Ora i bombardamenti li vedevamo da più lontano e mio nonno, imperterrito, continuava ad andare a lavorare (sempre a piedi: fino al giorno che si salvò solo perché non era entrato nel “rifugio paraschegge” di via Galilei dove morì un sacco di gente. Per noi ragazzi non andava poi tanto male. Eravamo perfino arrivati a divertirci (si fa per dire) osservando le “fortezze volanti” sganciare grappoli di bombe.

Verso la fine di luglio, si sparse la voce che il fascismo era caduto. La gente esultava per le strade. Ma mio padre, che era riuscito a riprendere i contatti con i suoi compagni clandestini, disse subito che si trattava di un tentativo del re e degli altri gerarchi, di salvare il fascismo senza Mussolini.

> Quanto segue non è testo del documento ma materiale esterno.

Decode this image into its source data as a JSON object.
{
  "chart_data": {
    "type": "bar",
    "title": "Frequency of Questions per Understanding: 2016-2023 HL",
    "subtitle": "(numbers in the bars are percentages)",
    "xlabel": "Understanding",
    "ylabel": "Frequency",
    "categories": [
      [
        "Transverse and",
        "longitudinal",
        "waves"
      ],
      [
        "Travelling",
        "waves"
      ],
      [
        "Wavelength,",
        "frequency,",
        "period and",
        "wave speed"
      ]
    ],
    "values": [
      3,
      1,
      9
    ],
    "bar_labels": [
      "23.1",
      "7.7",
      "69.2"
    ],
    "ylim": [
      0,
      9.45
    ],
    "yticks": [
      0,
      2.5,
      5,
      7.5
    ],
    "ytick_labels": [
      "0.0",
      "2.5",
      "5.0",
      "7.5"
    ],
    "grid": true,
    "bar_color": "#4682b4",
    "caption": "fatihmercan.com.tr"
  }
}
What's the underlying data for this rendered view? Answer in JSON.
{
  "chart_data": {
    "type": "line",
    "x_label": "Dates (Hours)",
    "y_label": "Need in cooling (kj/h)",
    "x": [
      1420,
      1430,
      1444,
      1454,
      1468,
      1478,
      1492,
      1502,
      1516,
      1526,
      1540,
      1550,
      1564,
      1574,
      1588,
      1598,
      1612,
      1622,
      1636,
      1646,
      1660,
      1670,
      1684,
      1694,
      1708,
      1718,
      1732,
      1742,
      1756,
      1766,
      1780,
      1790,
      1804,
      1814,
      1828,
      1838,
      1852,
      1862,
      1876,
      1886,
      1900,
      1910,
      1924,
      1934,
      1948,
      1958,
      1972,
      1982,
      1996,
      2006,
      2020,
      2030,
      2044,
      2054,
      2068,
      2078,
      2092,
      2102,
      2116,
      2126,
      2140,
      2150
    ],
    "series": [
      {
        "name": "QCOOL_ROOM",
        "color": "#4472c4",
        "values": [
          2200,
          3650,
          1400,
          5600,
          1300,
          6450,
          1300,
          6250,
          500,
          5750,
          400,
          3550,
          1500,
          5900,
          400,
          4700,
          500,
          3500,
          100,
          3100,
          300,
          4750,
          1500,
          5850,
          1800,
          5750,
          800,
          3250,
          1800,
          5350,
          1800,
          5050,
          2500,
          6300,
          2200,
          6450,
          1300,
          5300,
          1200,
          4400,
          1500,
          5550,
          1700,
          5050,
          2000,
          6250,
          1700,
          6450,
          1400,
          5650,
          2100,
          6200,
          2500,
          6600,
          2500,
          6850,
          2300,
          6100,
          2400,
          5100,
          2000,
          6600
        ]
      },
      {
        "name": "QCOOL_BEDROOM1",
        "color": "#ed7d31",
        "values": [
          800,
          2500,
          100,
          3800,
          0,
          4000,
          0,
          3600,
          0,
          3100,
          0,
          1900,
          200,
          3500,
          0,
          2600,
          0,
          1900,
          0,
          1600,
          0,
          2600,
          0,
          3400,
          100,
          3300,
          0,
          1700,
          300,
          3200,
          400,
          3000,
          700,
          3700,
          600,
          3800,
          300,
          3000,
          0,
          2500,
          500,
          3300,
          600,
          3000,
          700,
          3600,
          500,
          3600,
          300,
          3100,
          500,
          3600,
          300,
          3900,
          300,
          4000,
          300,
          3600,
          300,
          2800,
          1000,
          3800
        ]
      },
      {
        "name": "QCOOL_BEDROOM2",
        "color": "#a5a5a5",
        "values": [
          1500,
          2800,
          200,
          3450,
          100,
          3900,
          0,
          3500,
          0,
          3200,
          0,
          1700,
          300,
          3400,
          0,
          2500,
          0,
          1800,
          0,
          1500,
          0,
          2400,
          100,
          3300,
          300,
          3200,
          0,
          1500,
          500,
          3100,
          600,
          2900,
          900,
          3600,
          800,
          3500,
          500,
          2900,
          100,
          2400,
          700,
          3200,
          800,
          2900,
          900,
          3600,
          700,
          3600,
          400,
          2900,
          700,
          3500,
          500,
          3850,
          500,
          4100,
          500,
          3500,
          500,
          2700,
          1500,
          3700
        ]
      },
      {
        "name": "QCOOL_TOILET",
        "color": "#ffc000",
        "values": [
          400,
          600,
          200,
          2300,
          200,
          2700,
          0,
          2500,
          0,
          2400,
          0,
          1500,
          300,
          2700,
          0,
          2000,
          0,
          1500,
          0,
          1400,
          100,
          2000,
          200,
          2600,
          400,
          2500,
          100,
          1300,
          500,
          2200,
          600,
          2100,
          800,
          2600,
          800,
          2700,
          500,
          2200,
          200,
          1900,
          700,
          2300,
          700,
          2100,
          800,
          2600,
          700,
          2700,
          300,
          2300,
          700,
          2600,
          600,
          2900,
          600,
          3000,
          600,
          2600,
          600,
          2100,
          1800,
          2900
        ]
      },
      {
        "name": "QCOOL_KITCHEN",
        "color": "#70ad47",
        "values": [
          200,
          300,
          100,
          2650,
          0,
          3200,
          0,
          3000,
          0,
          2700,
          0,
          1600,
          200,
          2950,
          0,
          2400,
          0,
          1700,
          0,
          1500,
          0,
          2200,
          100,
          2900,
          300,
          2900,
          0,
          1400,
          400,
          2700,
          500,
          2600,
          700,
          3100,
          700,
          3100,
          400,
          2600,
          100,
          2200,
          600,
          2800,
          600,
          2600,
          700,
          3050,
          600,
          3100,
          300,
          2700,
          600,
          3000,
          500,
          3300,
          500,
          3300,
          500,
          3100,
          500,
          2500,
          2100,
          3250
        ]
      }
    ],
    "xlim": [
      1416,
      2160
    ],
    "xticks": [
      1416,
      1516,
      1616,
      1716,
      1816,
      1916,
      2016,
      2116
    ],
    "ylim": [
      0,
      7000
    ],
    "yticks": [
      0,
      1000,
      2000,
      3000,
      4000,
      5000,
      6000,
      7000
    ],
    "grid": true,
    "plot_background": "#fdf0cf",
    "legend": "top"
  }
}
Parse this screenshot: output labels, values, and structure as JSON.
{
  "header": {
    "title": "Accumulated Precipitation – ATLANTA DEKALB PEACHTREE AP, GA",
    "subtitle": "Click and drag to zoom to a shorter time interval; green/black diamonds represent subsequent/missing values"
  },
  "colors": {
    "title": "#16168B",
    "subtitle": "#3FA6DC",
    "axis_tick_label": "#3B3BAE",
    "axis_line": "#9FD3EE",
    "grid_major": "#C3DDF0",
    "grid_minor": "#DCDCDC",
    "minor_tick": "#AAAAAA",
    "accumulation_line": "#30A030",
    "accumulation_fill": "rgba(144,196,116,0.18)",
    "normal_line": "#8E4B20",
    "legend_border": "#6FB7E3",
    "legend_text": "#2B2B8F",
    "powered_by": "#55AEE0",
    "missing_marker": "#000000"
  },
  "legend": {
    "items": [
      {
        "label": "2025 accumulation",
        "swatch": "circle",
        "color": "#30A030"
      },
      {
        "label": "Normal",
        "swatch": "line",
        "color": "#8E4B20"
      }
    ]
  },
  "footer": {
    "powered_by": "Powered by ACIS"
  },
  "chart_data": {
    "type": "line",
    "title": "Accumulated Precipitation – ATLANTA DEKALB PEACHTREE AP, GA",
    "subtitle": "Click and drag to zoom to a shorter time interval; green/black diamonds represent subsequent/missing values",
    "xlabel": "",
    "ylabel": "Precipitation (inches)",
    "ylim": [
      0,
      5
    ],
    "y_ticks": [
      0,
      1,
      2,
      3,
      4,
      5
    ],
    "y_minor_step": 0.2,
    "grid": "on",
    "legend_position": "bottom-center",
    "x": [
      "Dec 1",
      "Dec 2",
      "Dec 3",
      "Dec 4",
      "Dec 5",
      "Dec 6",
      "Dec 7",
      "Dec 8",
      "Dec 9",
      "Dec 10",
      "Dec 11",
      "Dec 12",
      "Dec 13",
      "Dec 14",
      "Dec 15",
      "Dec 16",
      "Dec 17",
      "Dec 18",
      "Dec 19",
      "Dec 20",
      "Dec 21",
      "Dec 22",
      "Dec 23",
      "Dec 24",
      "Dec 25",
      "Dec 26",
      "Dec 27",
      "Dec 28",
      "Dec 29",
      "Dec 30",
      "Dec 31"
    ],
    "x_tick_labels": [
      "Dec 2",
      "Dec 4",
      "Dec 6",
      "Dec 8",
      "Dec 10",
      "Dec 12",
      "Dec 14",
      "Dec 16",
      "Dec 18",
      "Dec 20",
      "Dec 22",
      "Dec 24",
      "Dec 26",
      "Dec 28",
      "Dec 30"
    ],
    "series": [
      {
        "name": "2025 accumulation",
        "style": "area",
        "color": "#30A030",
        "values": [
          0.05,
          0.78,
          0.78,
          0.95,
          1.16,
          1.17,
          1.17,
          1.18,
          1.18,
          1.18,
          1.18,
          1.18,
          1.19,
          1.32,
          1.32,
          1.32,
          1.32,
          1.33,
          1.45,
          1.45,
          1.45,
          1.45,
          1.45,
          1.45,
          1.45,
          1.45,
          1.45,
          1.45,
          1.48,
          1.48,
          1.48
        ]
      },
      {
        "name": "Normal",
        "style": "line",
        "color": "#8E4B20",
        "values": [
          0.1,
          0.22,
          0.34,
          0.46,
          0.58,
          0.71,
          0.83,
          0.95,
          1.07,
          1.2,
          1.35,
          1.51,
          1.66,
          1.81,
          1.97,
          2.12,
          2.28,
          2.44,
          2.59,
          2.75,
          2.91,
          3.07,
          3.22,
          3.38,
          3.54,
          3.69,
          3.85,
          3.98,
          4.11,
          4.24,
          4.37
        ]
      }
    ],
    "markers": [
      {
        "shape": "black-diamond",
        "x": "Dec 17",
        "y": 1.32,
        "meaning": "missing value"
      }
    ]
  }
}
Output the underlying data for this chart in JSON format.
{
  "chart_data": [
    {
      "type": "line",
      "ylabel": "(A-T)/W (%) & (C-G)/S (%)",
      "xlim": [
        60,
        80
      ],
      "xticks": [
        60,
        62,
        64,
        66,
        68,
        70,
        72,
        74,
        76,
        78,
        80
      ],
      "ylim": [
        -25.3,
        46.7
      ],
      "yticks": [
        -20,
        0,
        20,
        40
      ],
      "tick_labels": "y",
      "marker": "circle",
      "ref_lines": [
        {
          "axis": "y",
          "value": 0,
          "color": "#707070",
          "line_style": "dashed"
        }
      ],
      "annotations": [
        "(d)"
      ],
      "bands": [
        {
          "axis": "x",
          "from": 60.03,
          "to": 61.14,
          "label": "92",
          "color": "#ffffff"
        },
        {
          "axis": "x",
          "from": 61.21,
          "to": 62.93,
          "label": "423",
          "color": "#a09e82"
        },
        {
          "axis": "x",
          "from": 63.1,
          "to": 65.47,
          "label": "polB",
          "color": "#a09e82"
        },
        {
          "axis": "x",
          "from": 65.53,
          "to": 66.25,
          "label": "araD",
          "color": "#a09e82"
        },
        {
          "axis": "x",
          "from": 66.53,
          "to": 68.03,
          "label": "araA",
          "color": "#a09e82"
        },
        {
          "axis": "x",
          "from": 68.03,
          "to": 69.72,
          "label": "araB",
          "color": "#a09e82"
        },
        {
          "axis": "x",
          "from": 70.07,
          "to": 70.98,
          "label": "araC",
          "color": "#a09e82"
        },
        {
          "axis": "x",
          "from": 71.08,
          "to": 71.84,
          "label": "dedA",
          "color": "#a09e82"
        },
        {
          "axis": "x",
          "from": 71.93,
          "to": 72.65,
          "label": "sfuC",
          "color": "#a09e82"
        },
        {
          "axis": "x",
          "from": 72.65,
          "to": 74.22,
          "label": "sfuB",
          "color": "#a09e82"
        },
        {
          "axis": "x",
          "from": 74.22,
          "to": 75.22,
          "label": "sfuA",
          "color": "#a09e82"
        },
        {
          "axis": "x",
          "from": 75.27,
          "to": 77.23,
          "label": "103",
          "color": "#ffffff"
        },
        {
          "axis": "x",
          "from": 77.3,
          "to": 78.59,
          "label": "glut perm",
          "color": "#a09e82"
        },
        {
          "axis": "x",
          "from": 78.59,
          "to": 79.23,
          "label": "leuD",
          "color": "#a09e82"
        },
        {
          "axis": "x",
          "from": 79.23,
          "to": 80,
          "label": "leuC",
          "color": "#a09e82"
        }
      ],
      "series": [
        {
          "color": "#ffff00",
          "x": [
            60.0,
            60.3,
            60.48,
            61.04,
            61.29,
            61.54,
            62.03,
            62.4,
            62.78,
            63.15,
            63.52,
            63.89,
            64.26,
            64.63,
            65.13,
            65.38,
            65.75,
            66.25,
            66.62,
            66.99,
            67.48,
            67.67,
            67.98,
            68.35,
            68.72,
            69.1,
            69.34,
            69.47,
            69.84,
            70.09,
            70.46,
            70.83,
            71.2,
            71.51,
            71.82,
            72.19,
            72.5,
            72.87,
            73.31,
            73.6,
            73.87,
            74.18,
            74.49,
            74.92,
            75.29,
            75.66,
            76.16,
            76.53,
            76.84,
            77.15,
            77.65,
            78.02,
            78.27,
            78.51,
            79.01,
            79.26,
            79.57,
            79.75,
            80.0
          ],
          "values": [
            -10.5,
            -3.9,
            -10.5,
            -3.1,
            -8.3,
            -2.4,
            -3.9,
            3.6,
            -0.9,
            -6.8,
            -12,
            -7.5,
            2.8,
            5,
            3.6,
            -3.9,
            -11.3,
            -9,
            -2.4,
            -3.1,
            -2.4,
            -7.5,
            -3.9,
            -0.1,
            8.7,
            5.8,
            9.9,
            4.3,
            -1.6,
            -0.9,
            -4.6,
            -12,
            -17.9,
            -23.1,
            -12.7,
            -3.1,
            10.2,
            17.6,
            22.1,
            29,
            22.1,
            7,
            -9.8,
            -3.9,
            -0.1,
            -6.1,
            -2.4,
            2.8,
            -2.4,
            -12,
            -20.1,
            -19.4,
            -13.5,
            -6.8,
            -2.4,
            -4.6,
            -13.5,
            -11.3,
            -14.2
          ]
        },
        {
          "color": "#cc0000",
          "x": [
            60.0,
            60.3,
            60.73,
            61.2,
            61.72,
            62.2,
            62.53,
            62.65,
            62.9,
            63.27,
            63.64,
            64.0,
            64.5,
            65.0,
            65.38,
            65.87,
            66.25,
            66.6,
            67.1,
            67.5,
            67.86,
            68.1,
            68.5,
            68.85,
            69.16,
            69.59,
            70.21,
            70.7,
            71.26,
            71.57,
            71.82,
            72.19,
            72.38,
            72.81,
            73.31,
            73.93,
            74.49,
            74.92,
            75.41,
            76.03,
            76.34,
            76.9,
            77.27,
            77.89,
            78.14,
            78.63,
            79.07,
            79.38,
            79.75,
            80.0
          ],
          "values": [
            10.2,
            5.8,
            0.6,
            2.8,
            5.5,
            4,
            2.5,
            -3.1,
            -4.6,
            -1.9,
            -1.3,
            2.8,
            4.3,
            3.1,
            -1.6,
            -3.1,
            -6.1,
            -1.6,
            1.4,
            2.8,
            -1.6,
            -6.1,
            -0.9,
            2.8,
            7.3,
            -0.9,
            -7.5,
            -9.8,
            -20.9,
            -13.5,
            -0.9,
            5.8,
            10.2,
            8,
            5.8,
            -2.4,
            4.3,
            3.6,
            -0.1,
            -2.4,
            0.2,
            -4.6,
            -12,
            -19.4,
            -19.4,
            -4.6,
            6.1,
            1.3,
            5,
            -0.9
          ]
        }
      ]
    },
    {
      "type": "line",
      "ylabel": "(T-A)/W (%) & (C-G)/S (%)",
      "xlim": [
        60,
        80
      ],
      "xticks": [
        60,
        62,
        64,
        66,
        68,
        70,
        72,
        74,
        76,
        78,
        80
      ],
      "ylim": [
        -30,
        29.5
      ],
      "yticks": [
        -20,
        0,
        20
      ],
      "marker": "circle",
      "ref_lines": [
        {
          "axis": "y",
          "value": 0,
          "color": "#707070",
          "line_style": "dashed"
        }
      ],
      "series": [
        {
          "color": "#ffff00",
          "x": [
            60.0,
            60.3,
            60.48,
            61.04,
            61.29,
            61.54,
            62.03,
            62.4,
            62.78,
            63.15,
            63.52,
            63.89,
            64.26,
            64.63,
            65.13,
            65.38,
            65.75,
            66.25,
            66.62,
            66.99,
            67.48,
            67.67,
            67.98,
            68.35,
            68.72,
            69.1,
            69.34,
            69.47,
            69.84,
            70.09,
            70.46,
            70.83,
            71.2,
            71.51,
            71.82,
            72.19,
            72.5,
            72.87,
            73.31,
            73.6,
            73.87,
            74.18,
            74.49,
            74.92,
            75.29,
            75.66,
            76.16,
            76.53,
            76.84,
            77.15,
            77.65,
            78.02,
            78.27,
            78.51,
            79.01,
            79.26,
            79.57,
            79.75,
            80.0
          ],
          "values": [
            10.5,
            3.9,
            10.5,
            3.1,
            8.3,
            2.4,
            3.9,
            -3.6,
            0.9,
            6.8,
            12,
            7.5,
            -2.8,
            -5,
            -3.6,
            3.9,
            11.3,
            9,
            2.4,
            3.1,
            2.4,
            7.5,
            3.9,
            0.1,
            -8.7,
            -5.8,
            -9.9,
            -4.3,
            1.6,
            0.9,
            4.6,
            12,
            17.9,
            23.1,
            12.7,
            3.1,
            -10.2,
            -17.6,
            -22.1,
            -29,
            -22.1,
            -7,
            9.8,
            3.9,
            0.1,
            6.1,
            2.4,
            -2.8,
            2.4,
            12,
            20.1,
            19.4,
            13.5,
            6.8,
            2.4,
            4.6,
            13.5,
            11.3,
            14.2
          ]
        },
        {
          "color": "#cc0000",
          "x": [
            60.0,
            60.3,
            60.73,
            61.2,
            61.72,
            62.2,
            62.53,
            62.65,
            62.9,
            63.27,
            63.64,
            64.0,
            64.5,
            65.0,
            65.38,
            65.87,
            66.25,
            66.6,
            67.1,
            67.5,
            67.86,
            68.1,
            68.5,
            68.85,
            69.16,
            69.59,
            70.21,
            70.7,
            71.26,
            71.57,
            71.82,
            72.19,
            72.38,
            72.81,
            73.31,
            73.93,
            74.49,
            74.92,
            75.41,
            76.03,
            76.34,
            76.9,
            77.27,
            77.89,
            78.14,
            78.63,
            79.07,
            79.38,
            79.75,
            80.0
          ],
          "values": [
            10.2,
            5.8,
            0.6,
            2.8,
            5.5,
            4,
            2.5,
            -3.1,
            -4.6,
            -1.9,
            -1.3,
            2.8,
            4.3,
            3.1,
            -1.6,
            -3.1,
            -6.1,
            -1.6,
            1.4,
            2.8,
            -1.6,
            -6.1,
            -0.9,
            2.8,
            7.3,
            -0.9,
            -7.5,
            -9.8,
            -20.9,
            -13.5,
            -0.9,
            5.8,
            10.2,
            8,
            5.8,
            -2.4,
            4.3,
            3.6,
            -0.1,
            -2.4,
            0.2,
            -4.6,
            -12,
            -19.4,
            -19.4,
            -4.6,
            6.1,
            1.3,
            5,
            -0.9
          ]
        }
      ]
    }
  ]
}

Il 9 settembre, in una giornata torrida, mentre i nostri genitori, con una bicicletta “trovata in un angolo” , erano andati alla Caserma di Ardenza, che era stata presa d’assalto da una folla affamata, per cercare di racimolare un po’ di cibo, due motociclette con sidecar e quattro tedeschi, armati fino ai denti e col mitra spianato a significare che «da oggi comandiamo noi», irruppero sull’aia dove il nostro fratellino, seminudo, stava giocando. Mia sorella andò incontro ai nostri genitori per avvertirli del pericolo: si erano appropriati di un sacchetto di farina, che trasportavano sulla canna della bicicletta. Dopo un paio d’ore, i tedeschi se ne andarono. Ma quella era stata la dimostrazione di quali nuovi pericoli andavamo correndo. Mio padre e mia madre decisero subito di trasferirci altrove e, il giorno tutto ricaricammo quel poco che avevamo sulla solita carretta e ci incamminammo verso Collesalvetti. Ma qui ebbe inizio un’altra storia.